ResNet Bottleneck Block

Why this matters

The basic block (pos 49) doesn’t scale. At ResNet-50 widths (features=2048), two consecutive 3x3 convs at full width are crushingly expensive: each conv costs 9 * features^2 parameters, so each block burns ~75M params. ResNet-152 with all basic blocks would be impractical.

The bottleneck block (introduced in the same paper) cuts that cost by an order of magnitude with a 1x1 → 3x3 → 1x1 sandwich. The 1x1 convs squeeze channels DOWN, the 3x3 operates on the cheaper representation, and a final 1x1 expands them back UP. Same expressiveness in practice, fraction of the FLOPs.

Every ResNet-50/101/152, every Faster R-CNN backbone, and a long list of detection / segmentation models that came after — they’re all stacks of bottleneck blocks.

The sandwich

x → Conv1x1(mid)   → BN → ReLU       (squeeze: out → mid)
  → Conv3x3(mid)   → BN → ReLU       (process at lower width)
  → Conv1x1(out)   → BN → (+ x)      (expand: mid → out, then residual)
  → ReLU → output

Why 1x1 convs? A 1x1 conv at every spatial position is just a linear projection of the channel vector — it changes channel count without touching neighbors. Cheap (mid * out params) and differentiable; the perfect “channel resizer.”

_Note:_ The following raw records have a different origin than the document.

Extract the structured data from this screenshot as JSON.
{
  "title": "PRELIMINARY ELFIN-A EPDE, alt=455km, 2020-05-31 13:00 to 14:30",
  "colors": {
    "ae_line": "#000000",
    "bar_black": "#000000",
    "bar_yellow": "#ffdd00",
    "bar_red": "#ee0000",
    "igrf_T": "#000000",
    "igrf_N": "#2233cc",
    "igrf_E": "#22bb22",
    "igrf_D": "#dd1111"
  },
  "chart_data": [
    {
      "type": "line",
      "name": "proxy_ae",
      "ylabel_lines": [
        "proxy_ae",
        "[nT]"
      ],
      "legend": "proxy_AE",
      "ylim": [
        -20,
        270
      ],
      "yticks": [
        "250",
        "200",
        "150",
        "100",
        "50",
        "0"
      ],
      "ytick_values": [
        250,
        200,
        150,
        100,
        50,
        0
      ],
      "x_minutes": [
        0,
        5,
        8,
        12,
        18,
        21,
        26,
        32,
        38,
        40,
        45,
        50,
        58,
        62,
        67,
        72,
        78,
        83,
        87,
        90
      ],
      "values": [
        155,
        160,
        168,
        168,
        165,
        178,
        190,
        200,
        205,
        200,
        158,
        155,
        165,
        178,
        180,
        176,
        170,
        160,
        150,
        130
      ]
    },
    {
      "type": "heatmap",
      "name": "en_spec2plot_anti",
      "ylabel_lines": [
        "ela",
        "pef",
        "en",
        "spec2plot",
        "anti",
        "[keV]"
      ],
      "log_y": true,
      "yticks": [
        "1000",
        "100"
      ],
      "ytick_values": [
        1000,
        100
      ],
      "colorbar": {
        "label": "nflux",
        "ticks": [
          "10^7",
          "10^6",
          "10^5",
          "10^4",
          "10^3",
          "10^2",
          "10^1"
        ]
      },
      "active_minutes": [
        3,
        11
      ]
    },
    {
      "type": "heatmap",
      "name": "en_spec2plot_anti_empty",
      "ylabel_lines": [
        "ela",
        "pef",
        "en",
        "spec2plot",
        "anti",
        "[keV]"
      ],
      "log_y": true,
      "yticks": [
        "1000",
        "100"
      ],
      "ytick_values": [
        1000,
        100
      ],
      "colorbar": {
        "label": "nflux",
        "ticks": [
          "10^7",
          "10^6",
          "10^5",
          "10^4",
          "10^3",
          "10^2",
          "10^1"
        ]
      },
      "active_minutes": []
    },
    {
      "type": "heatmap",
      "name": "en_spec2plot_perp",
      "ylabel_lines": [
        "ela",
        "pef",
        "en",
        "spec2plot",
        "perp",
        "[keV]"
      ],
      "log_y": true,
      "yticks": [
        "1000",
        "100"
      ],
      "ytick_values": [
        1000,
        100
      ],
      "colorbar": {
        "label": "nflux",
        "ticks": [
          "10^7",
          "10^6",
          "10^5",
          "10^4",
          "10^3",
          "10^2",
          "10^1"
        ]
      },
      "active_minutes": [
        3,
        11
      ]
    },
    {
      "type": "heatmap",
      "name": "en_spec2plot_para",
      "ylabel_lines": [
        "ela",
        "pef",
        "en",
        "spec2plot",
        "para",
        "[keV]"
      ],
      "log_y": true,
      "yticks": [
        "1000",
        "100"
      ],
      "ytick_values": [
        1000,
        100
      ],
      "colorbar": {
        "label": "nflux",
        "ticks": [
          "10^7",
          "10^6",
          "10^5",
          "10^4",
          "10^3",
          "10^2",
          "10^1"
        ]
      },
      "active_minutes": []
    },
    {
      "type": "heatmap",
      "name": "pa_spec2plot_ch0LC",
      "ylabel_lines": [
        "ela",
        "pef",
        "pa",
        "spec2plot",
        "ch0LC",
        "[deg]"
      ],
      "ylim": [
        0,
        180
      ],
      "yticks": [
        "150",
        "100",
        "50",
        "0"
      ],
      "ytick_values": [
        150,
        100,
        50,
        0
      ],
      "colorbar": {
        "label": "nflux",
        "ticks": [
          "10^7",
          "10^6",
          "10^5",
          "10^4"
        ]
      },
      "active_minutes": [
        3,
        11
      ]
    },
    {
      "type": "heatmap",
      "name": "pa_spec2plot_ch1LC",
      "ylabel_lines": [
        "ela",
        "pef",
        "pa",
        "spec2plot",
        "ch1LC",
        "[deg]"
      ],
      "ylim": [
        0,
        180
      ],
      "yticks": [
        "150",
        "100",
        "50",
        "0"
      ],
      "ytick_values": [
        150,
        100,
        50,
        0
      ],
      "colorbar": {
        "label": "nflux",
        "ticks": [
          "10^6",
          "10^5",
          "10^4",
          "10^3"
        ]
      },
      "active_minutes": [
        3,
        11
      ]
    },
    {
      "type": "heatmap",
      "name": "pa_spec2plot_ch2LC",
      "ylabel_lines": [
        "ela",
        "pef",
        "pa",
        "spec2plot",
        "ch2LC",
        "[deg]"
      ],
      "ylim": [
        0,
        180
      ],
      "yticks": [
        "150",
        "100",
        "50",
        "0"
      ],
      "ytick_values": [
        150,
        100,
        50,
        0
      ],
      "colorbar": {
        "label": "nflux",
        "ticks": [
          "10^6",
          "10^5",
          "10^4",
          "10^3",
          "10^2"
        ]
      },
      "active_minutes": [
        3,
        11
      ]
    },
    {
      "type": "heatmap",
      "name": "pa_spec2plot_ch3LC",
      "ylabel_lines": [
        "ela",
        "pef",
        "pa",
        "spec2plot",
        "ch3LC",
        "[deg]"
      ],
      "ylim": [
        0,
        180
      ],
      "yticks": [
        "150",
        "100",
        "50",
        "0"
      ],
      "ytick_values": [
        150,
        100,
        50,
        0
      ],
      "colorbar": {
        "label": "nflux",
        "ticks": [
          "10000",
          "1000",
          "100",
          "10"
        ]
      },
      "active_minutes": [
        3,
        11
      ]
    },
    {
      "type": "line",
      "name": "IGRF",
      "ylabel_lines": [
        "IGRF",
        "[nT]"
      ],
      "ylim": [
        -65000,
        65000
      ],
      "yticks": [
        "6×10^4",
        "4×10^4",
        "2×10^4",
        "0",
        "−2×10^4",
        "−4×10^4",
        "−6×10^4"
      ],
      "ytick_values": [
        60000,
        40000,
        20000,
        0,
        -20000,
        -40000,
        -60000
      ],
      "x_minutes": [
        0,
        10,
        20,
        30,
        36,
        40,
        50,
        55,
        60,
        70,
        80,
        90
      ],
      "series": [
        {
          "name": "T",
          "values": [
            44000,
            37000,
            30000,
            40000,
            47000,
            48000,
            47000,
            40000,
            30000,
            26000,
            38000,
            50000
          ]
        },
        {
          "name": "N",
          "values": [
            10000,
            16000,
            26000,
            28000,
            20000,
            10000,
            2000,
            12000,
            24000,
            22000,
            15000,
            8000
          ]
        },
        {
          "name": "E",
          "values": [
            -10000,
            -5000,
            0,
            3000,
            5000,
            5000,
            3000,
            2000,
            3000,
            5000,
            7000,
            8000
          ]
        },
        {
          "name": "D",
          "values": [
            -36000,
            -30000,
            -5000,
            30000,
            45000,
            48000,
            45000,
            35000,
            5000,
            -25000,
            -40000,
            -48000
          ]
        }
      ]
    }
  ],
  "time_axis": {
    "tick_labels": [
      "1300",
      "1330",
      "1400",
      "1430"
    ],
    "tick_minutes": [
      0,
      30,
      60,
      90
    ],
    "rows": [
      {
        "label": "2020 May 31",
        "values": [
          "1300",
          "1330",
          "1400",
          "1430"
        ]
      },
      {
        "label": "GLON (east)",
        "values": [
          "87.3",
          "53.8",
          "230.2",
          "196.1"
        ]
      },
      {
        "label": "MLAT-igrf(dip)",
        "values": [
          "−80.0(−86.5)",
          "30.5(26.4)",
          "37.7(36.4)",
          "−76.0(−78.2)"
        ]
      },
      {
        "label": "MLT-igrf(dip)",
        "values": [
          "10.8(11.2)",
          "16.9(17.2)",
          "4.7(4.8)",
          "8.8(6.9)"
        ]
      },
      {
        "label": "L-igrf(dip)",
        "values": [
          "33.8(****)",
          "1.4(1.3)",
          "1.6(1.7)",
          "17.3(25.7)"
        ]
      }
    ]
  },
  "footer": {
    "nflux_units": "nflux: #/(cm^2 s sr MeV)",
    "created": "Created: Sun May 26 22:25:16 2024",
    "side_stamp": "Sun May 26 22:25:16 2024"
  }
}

For out=256, mid=64: a basic 3x3 conv costs 9 * 256^2 = 590K params; the bottleneck triple costs 1*256*64 + 9*64*64 + 1*64*256 ≈ 70K — about 8x cheaper, with the same input / output shape.

Identity shortcut

As with the basic block, this problem assumes the input channels already match out_features. Real ResNets add a 1x1 projection on the residual when channels don’t match (the “1c” variant); we skip that here for clarity.

Worked walk-through

Input (4, 4, 4), mid_features=2, out_features=4:

x_b = x[None, ...] → (1, 4, 4, 4).
Conv1x1(2) → (1, 4, 4, 2) — channels squeezed.
BN → ReLU.
Conv3x3(2, padding='SAME') → (1, 4, 4, 2) — spatial mixing at low width.
BN → ReLU.
Conv1x1(4) → (1, 4, 4, 4) — channels expanded back.
BN, then + x_b (the residual matches now), then ReLU.
Reshape to 1-D.

Three Convs, three BNs, two intermediate ReLUs, ONE final ReLU (after the add).

Common pitfalls

No ReLU on the final BN before the add: correct! The add happens BEFORE the final ReLU. Putting a ReLU between the third BN and the residual add is a different (worse) architecture.
Forgetting to expand back to out_features: leaves the residual sum dimensionally wrong — a runtime shape error.
Using padding='VALID' on the 3x3: shrinks spatial size, breaks the residual add. Use 'SAME' so spatial dims are preserved.
Forgetting mutable=['batch_stats']: BN with use_running_average=False writes to batch_stats. Same as pos 49.

Problem

Implement resnet_bottleneck_forward(seed, x, mid_features, out_features):

BottleneckBlock nn.Module with mid_features and out_features fields.
Conv1x1(mid) → BN → ReLU → Conv3x3(mid) → BN → ReLU → Conv1x1(out) → BN → (+ x) → ReLU.
Init with batched input; apply with mutable=['batch_stats'].
Return flattened.

Inputs:

seed: int.
x: 3-D (H, W, C) with C == out_features.
mid_features: int (intermediate width — usually out / 4).
out_features: int (output channels).

Output: 1-D flattened.